Any calculated MHR has to be taken with a pinch of salt. There are at least 6 different ways to calculate it (of which 220-age is one of the worst, if not the most common).

e.g. image

(From https://link.springer.com/article/10.1007/s11633-014-0824-3)

Then of course a formula is a generalisation. Individuals can have significantly higher or lower heart rates. If you want to know what yours really is, take a supervised test. (Or at least have someone in the house to scream to if you collapse.)

As for its usefulness in your profile, it’s more used for runners who train based on HR zones because power is less common in running than cycling.


(Jim Mattson) #4

Riding hard in a Zwift event is close enough for me. :slight_smile:

I’m still wondering why Zwift doesn’t automatically bump this up, as it does for FTP. Maybe it does for running?


(Tim Camden ZTR (C)) #5

I use a modified formula.

(max observed HR - Resting HR) + resting HR X .90% = zone 5
(max observed HR - Resting HR) + resting HR X .80% = zone 4
(max observed HR - Resting HR) + resting HR X .70% = zone 3
(max observed HR - Resting HR) + resting HR X .60% = zone 2
(max observed HR - Resting HR) + resting HR X .50% = zone 1

This makes a lot of sense if you think about it.
Your HR will never be less than your resting HR so there is no point in having a formula the calculates 90, 80, 70 % ETC. of that portion of your HR because it is fixed.
The variable portion of your max HR (max observed HR - Resting HR) is the part that you use to set goals of 90, 80,70 % ETC.

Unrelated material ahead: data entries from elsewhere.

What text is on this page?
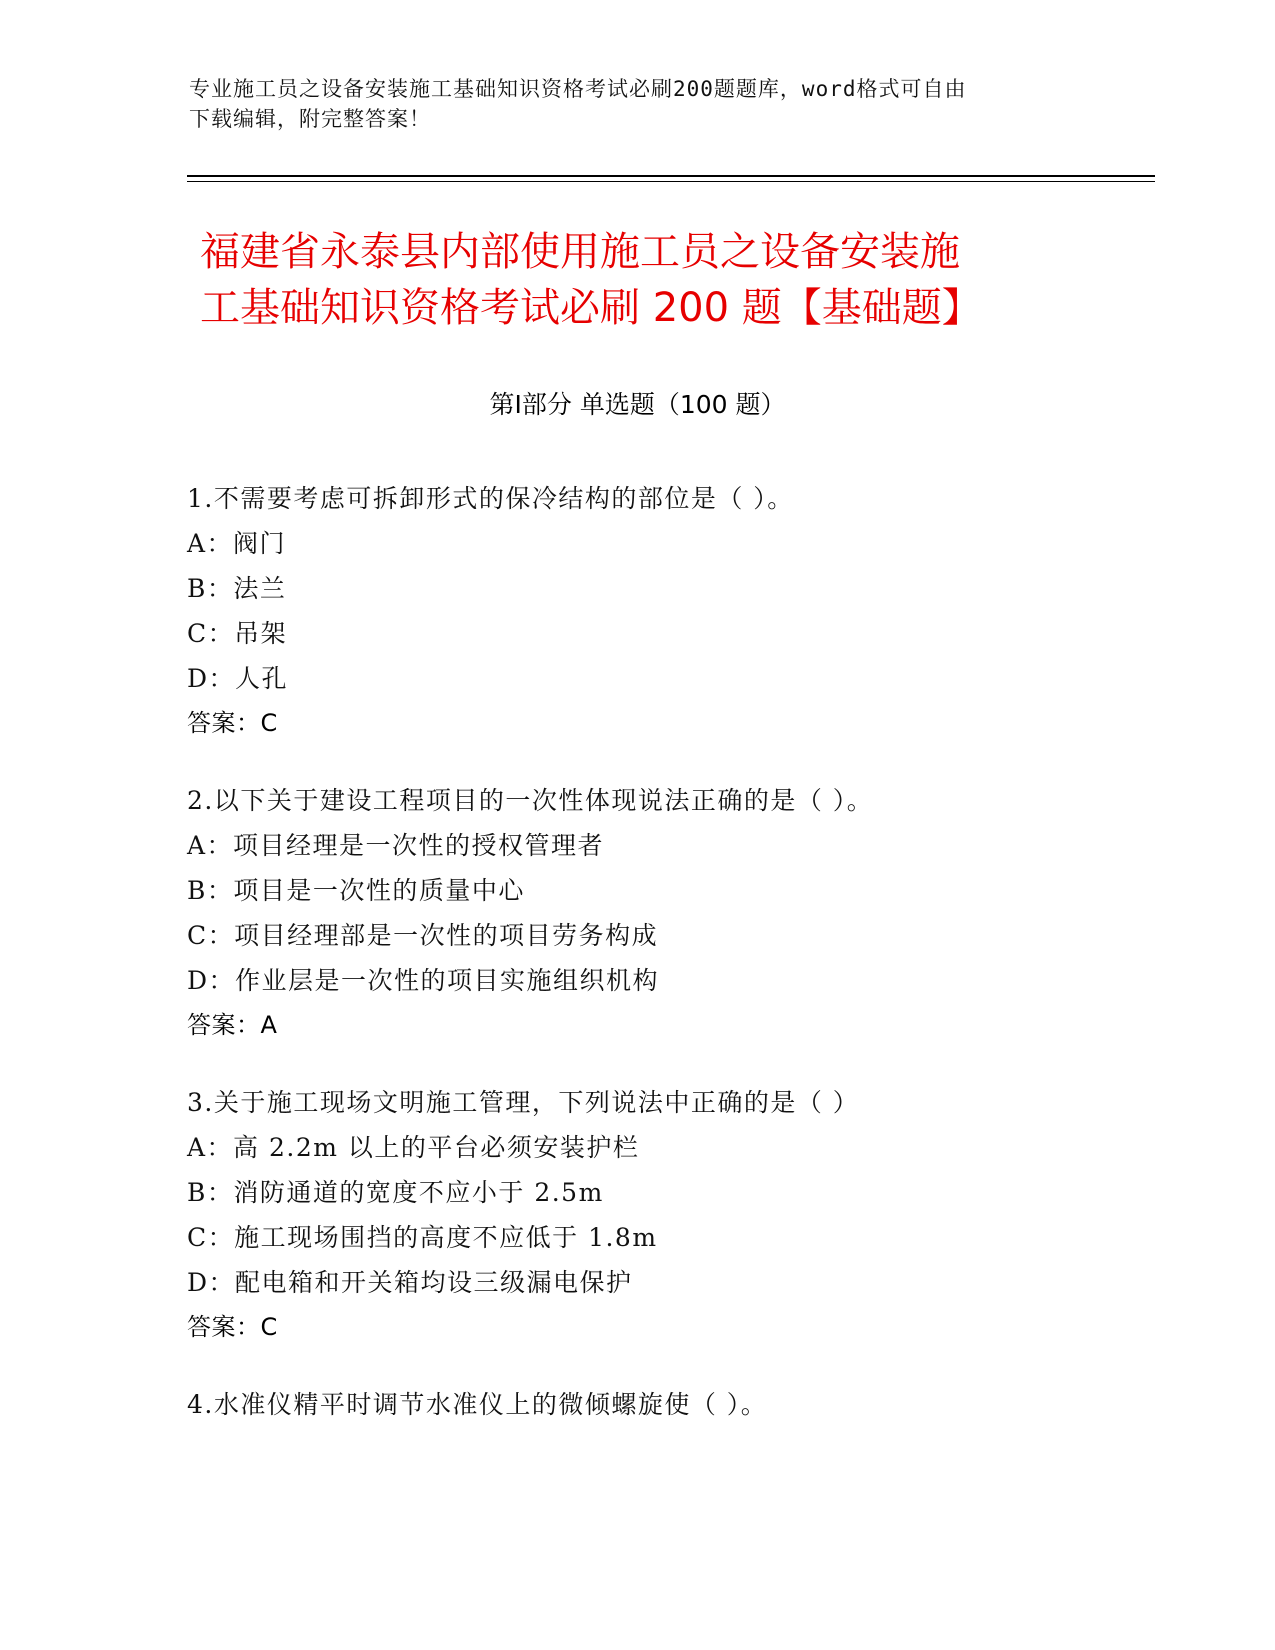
专业施工员之设备安装施工基础知识资格考试必刷200题题库，word格式可自由
下载编辑，附完整答案！
福建省永泰县内部使用施工员之设备安装施
工基础知识资格考试必刷 200 题【基础题】
第Ⅰ部分 单选题（100 题）
1.不需要考虑可拆卸形式的保冷结构的部位是（ ）。
A：阀门
B：法兰
C：吊架
D：人孔
答案：C
2.以下关于建设工程项目的一次性体现说法正确的是（ ）。
A：项目经理是一次性的授权管理者
B：项目是一次性的质量中心
C：项目经理部是一次性的项目劳务构成
D：作业层是一次性的项目实施组织机构
答案：A
3.关于施工现场文明施工管理，下列说法中正确的是（ ）
A：高 2.2m 以上的平台必须安装护栏
B：消防通道的宽度不应小于 2.5m
C：施工现场围挡的高度不应低于 1.8m
D：配电箱和开关箱均设三级漏电保护
答案：C
4.水准仪精平时调节水准仪上的微倾螺旋使（ ）。
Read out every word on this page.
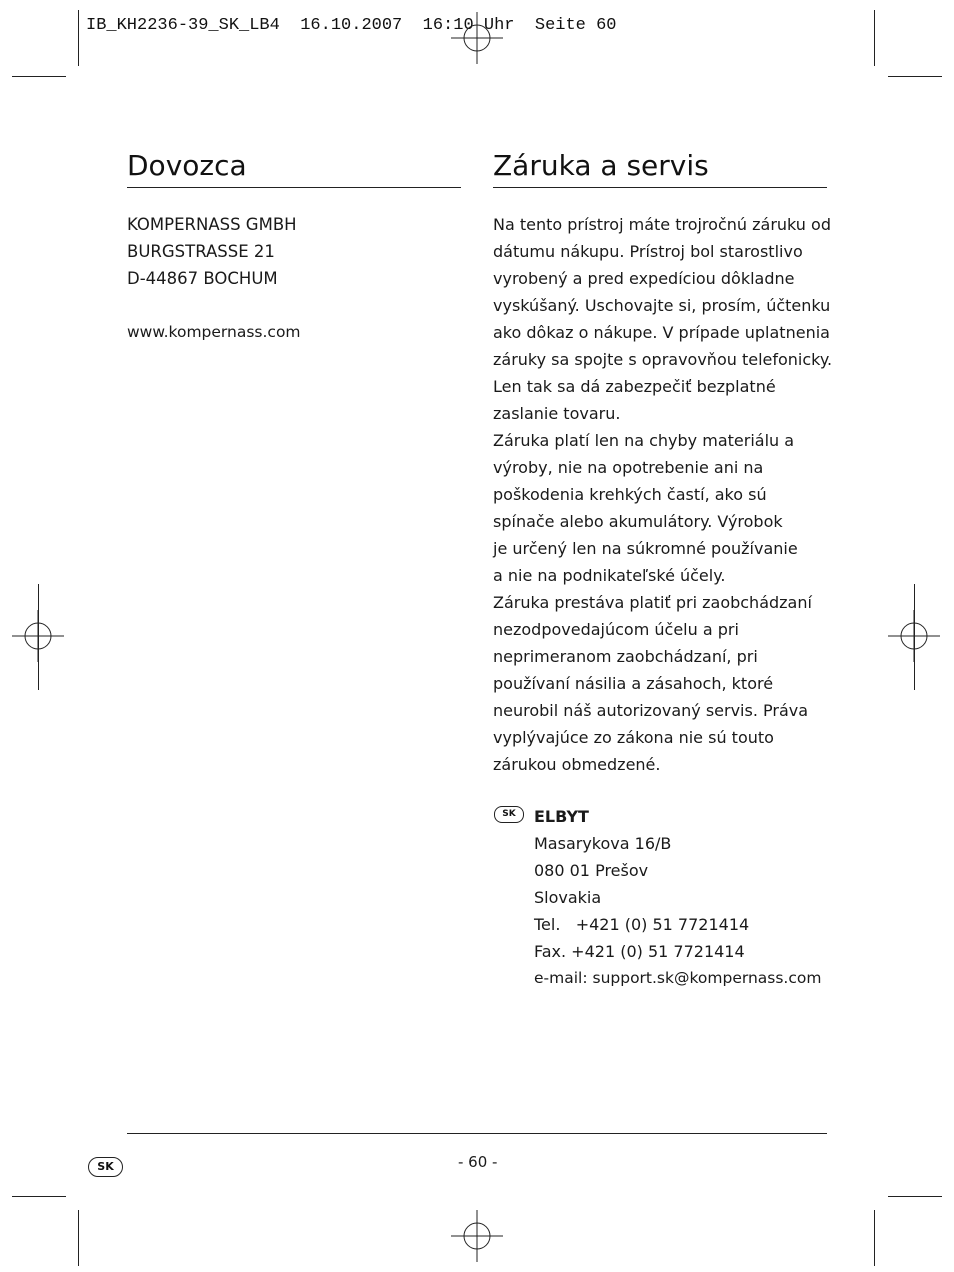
IB_KH2236-39_SK_LB4  16.10.2007  16:10 Uhr  Seite 60
Dovozca
KOMPERNASS GMBH
BURGSTRASSE 21
D-44867 BOCHUM
www.kompernass.com
Záruka a servis
Na tento prístroj máte trojročnú záruku od
dátumu nákupu. Prístroj bol starostlivo
vyrobený a pred expedíciou dôkladne
vyskúšaný. Uschovajte si, prosím, účtenku
ako dôkaz o nákupe. V prípade uplatnenia
záruky sa spojte s opravovňou telefonicky.
Len tak sa dá zabezpečiť bezplatné
zaslanie tovaru.
Záruka platí len na chyby materiálu a
výroby, nie na opotrebenie ani na
poškodenia krehkých častí, ako sú
spínače alebo akumulátory. Výrobok
je určený len na súkromné používanie
a nie na podnikateľské účely.
Záruka prestáva platiť pri zaobchádzaní
nezodpovedajúcom účelu a pri
neprimeranom zaobchádzaní, pri
používaní násilia a zásahoch, ktoré
neurobil náš autorizovaný servis. Práva
vyplývajúce zo zákona nie sú touto
zárukou obmedzené.
SK	ELBYT
Masarykova 16/B
080 01 Prešov
Slovakia
Tel.   +421 (0) 51 7721414
Fax. +421 (0) 51 7721414
e-mail: support.sk@kompernass.com
SK	- 60 -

Using the “old” formula I too was spending almost all my time in Zone 5 and I was worried that it was not healthy for a 50 year old to do so.
The modified zones are much more realistic.
Just remember to remeasure your Max and resting yearly and recalculate your zones.


(Tim Camden ZTR (C)) #6

OOPS, I made a mistake on my formulas.
(max observed HR - Resting HR X .9) + resting HR = zone 5
(max observed HR - Resting HR X .8) + resting HR X = zone 4
(max observed HR - Resting HR X .7) + resting HR X = zone 3
(max observed HR - Resting HR X .6) + resting HR X = zone 2
(max observed HR - Resting HR X .5) + resting HR X = zone 1

Take the percentage of the Variable portion of your pulse and add that to the resting HR (fixed).

I was typing too fast.
Sorry


(Robert C) #7

Age-calculated MHR is approximately as useful as buying clothes based on the average size of the population. The clothes will fit a larger proportion of the population than other sizes would, but that does not mean they are going to fit you. The comparison is appropriate, since the 220-age formula is a regression on a large sample.

Auto-adjusting MHR is complicated, because the app would need to determine when you are at max effort long enough to decide this is a valid MHR. Taking the max reading ever recorded would most likely be taking a sensor spike, and would under-estimate your MHR otherwise.


(Robert C) #8

For runners, the classical method is to look at the last 30 seconds of a solid 10k race, where you performed pretty much as strongly as you could, and gave everything left in the last 300m. VO2Max tests (Léger-Boucher, beep tests and so on) are other good indicators. Keep in mind that MHR is not a constant, it’s a variable… For a given individual at a given level of training, it will change depending on temperature, hydration, etc. Personally, I train early in the morning and I know all my HR values are biased low in that situation compared with the same efforts later in the day - and that bias is 5 to 10%.


(Jim Mattson) #9

MHR and FTP seem like they are subject to many of the same problems for automatic adjustment.

Suppose that MHR only auto-adjusted upwards, like FTP. For instance, if you hold a minimum heart rate higher than your profile MHR over a 30 second interval, Zwift could offer to adjust your MHR up to that value. Taking the minimum over 30 seconds should avoid sensor spikes.